PDF(Pubmed)
Abstract:
No data are currently available on the functional role of small conductance Ca2+-activated K+ channels (SKCa) in ovarian cancer. Here, we characterized the role of SK2 (KCa2.2) in ovarian cancer cell migration and chemosensitivity. Using the selective non-cell-permeant SK2 inhibitor Lei-Dab7, we identified functional SK2 channels at the plasma membrane, regulating store-operated Ca2+ entry (SOCE) in both cell lines tested (COV504 and OVCAR3). Silencing KCNN2 with short interfering RNA (siRNA), or blocking SK2 activity with Lei-Dab7, decreased cell migration. The more robust effect of KCNN2 knockdown compared to Lei-Dab7 treatment suggested the involvement of functional intracellular SK2 channels in both cell lines. In cells treated with lysophosphatidic acid (LPA), an ovarian cancer biomarker of progression, SK2 channels are a key player of LPA pro-migratory activity but their role in SOCE is abolished. Concerning chemotherapy, SK2 inhibition increased chemoresistance to Taxol® and low KCNN2 mRNA expression was associated with the worst prognosis for progression-free survival in patients with serous ovarian cancer.
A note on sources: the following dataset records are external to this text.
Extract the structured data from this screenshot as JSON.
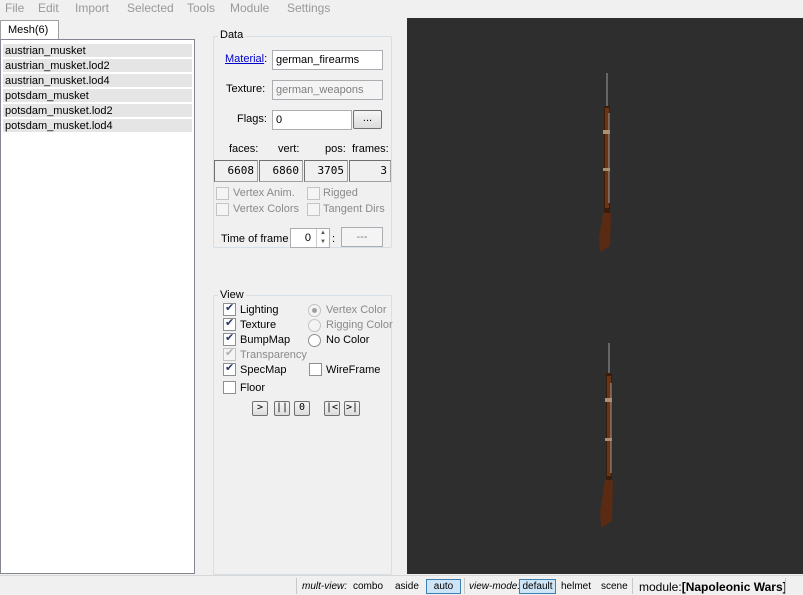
{
  "menu": [
    "File",
    "Edit",
    "Import",
    "Selected",
    "Tools",
    "Module",
    "Settings"
  ],
  "mesh_tab": "Mesh(6)",
  "meshes": [
    "austrian_musket",
    "austrian_musket.lod2",
    "austrian_musket.lod4",
    "potsdam_musket",
    "potsdam_musket.lod2",
    "potsdam_musket.lod4"
  ],
  "data": {
    "title": "Data",
    "material_label": "Material",
    "material_colon": ":",
    "material_value": "german_firearms",
    "texture_label": "Texture:",
    "texture_value": "german_weapons",
    "flags_label": "Flags:",
    "flags_value": "0",
    "flags_btn": "...",
    "faces_label": "faces:",
    "vert_label": "vert:",
    "pos_label": "pos:",
    "frames_label": "frames:",
    "faces": "6608",
    "vert": "6860",
    "pos": "3705",
    "frames": "3",
    "vertex_anim": "Vertex Anim.",
    "rigged": "Rigged",
    "vertex_colors": "Vertex Colors",
    "tangent_dirs": "Tangent Dirs",
    "time_of_frame": "Time of frame",
    "time_value": "0",
    "colon": ":",
    "frame_field": "---"
  },
  "view": {
    "title": "View",
    "lighting": "Lighting",
    "texture": "Texture",
    "bumpmap": "BumpMap",
    "transparency": "Transparency",
    "specmap": "SpecMap",
    "floor": "Floor",
    "vertex_color": "Vertex Color",
    "rigging_color": "Rigging Color",
    "no_color": "No Color",
    "wireframe": "WireFrame",
    "play": ">",
    "pause": "||",
    "stop": "0",
    "prev": "|<",
    "next": ">|"
  },
  "status": {
    "multiview": "mult-view:",
    "combo": "combo",
    "aside": "aside",
    "auto": "auto",
    "viewmode": "view-mode:",
    "default": "default",
    "helmet": "helmet",
    "scene": "scene",
    "module_label": "module:",
    "module_open": "[",
    "module_name": "Napoleonic Wars",
    "module_close": "]"
  },
  "colors": {
    "viewport_bg": "#2e2e2e",
    "wood": "#5a2a12",
    "metal": "#9aa0a4"
  }
}
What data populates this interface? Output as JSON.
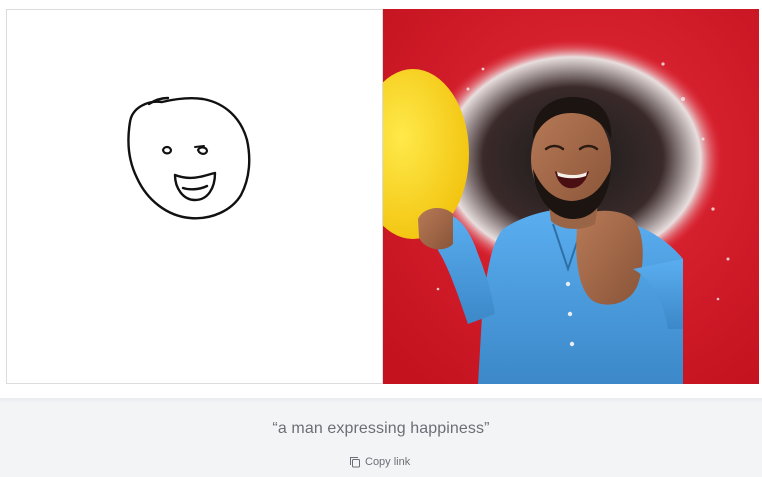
{
  "sketch": {
    "stroke_color": "#111111",
    "background": "#ffffff"
  },
  "photo": {
    "background_color": "#d31a2b",
    "balloon_color": "#f7d21a",
    "shirt_color": "#4a9bd8"
  },
  "caption": {
    "text": "“a man expressing happiness”"
  },
  "actions": {
    "copy_link_label": "Copy link",
    "copy_link_icon": "copy-icon"
  }
}
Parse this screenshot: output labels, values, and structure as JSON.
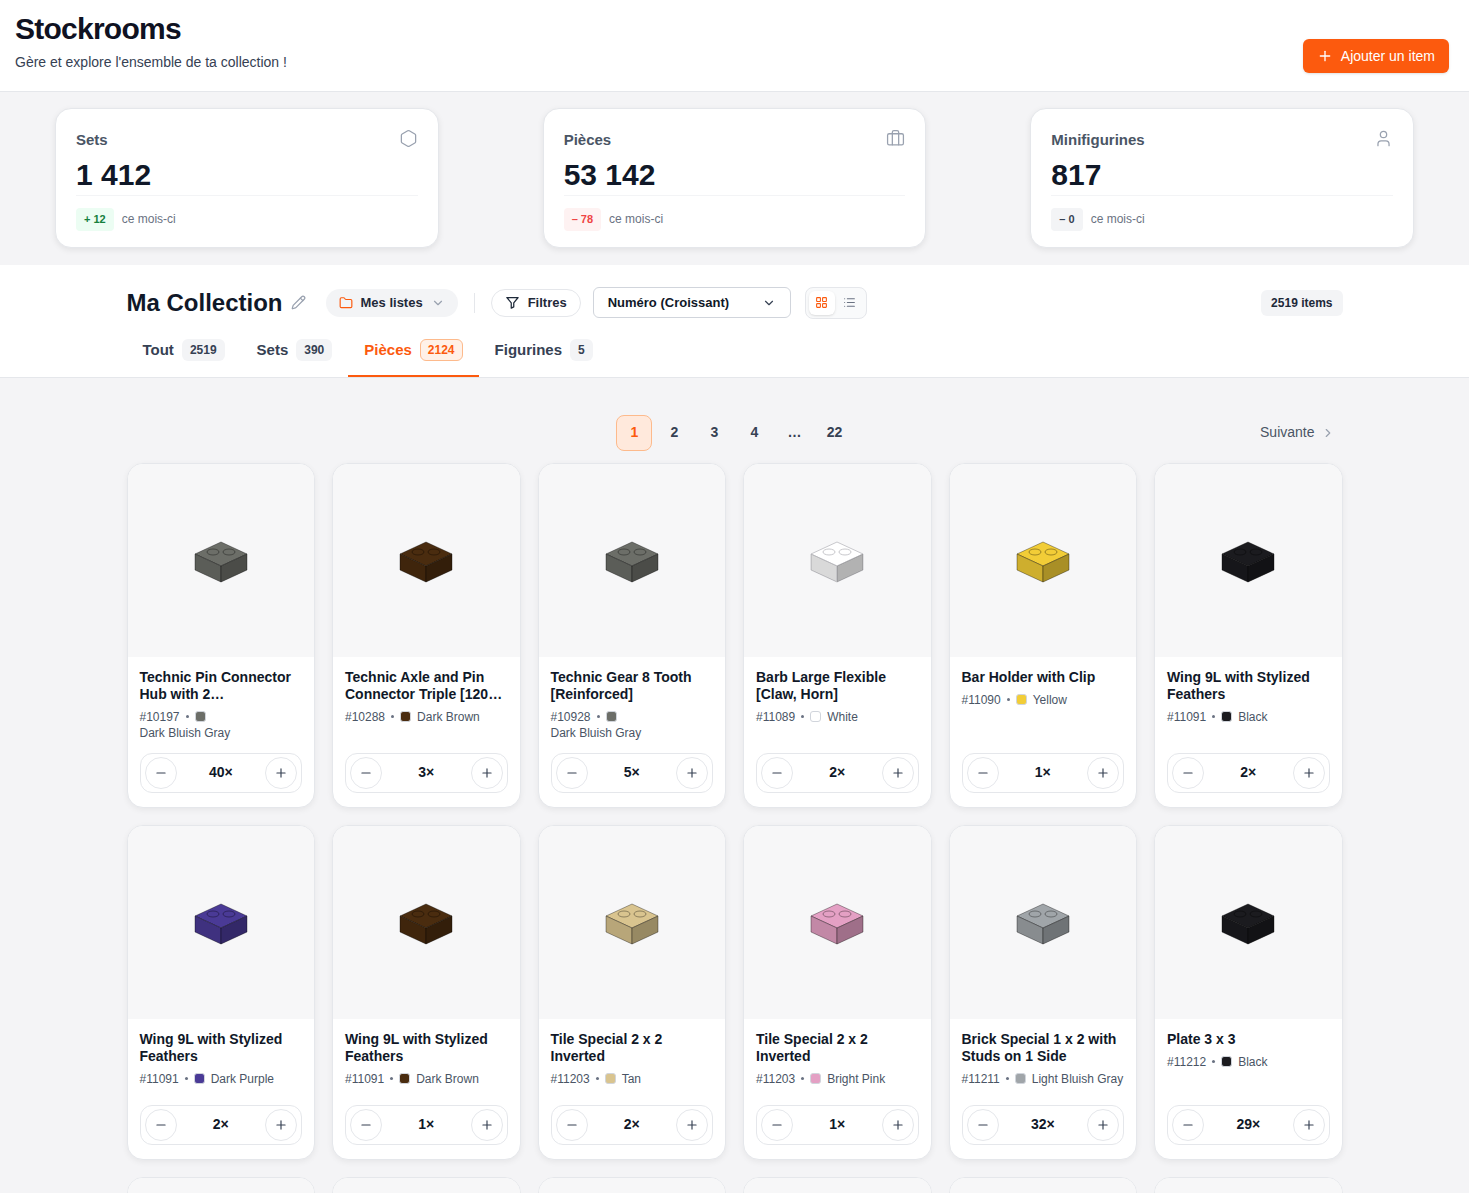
{
  "header": {
    "title": "Stockrooms",
    "subtitle": "Gère et explore l'ensemble de ta collection !",
    "add_button": "Ajouter un item"
  },
  "stats": [
    {
      "label": "Sets",
      "value": "1 412",
      "delta": "+ 12",
      "kind": "up",
      "suffix": "ce mois-ci"
    },
    {
      "label": "Pièces",
      "value": "53 142",
      "delta": "– 78",
      "kind": "down",
      "suffix": "ce mois-ci"
    },
    {
      "label": "Minifigurines",
      "value": "817",
      "delta": "– 0",
      "kind": "flat",
      "suffix": "ce mois-ci"
    }
  ],
  "toolbar": {
    "title": "Ma Collection",
    "lists_button": "Mes listes",
    "filters_button": "Filtres",
    "sort": "Numéro (Croissant)",
    "views": [
      {
        "kind": "grid",
        "selected": true
      },
      {
        "kind": "list",
        "selected": false
      }
    ],
    "count": "2519 items"
  },
  "tabs": [
    {
      "label": "Tout",
      "count": "2519",
      "selected": false
    },
    {
      "label": "Sets",
      "count": "390",
      "selected": false
    },
    {
      "label": "Pièces",
      "count": "2124",
      "selected": true
    },
    {
      "label": "Figurines",
      "count": "5",
      "selected": false
    }
  ],
  "pagination": {
    "pages": [
      {
        "label": "1",
        "selected": true
      },
      {
        "label": "2",
        "selected": false
      },
      {
        "label": "3",
        "selected": false
      },
      {
        "label": "4",
        "selected": false
      },
      {
        "label": "…",
        "selected": false
      },
      {
        "label": "22",
        "selected": false
      }
    ],
    "next": "Suivante"
  },
  "items": [
    {
      "name": "Technic Pin Connector Hub with 2…",
      "number": "#10197",
      "color_name": "Dark Bluish Gray",
      "color": "#6c6e68",
      "quantity": "40×"
    },
    {
      "name": "Technic Axle and Pin Connector Triple [120…",
      "number": "#10288",
      "color_name": "Dark Brown",
      "color": "#4a2c0f",
      "quantity": "3×"
    },
    {
      "name": "Technic Gear 8 Tooth [Reinforced]",
      "number": "#10928",
      "color_name": "Dark Bluish Gray",
      "color": "#6c6e68",
      "quantity": "5×"
    },
    {
      "name": "Barb Large Flexible [Claw, Horn]",
      "number": "#11089",
      "color_name": "White",
      "color": "#ffffff",
      "quantity": "2×"
    },
    {
      "name": "Bar Holder with Clip",
      "number": "#11090",
      "color_name": "Yellow",
      "color": "#f2cd37",
      "quantity": "1×"
    },
    {
      "name": "Wing 9L with Stylized Feathers",
      "number": "#11091",
      "color_name": "Black",
      "color": "#1b1b1f",
      "quantity": "2×"
    },
    {
      "name": "Wing 9L with Stylized Feathers",
      "number": "#11091",
      "color_name": "Dark Purple",
      "color": "#4a3a96",
      "quantity": "2×"
    },
    {
      "name": "Wing 9L with Stylized Feathers",
      "number": "#11091",
      "color_name": "Dark Brown",
      "color": "#4a2c0f",
      "quantity": "1×"
    },
    {
      "name": "Tile Special 2 x 2 Inverted",
      "number": "#11203",
      "color_name": "Tan",
      "color": "#d9c48f",
      "quantity": "2×"
    },
    {
      "name": "Tile Special 2 x 2 Inverted",
      "number": "#11203",
      "color_name": "Bright Pink",
      "color": "#e4a0c4",
      "quantity": "1×"
    },
    {
      "name": "Brick Special 1 x 2 with Studs on 1 Side",
      "number": "#11211",
      "color_name": "Light Bluish Gray",
      "color": "#a0a5a9",
      "quantity": "32×"
    },
    {
      "name": "Plate 3 x 3",
      "number": "#11212",
      "color_name": "Black",
      "color": "#1b1b1f",
      "quantity": "29×"
    }
  ]
}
The dual roles of SK2 mean that SK2 activators could be used as an adjuvant chemotherapy to potentiate treatment efficacy and SK2 inhibitors could be administrated as monotherapy to limit cancer cell dissemination.
摘要:
目前尚无有关小电导Ca2激活的K通道(SKCa)在卵巢癌中的功能作用的数据。这里,我们研究了SK2(KCa2.2)在卵巢癌细胞迁移和化疗敏感性中的作用.使用选择性非细胞渗透性SK2抑制剂Lei-Dab7,我们鉴定了质膜上的功能性SK2通道,在测试的两种细胞系(COV504和OVCAR3)中调节存储操作的Ca2+进入(SOCE)。用短干扰RNA(siRNA)沉默KCNN2,或者用Lei-Dab7阻断SK2活性,降低细胞迁移。与Lei-Dab7处理相比,KCNN2敲低的更强效果表明功能性细胞内SK2通道参与两种细胞系。在用溶血磷脂酸(LPA)处理的细胞中,卵巢癌进展的生物标志物,SK2通道是LPA促进迁徙活动的关键参与者,但其在SOCE中的作用已被废除。关于化疗,SK2抑制增加对Taxol®的化学抗性和低KCNN2mRNA表达与浆液性卵巢癌患者无进展生存期的最差预后相关。SK2的双重作用意味着SK2激活剂可以用作辅助化疗以增强治疗功效,并且SK2抑制剂可以作为单一疗法施用以限制癌细胞播散。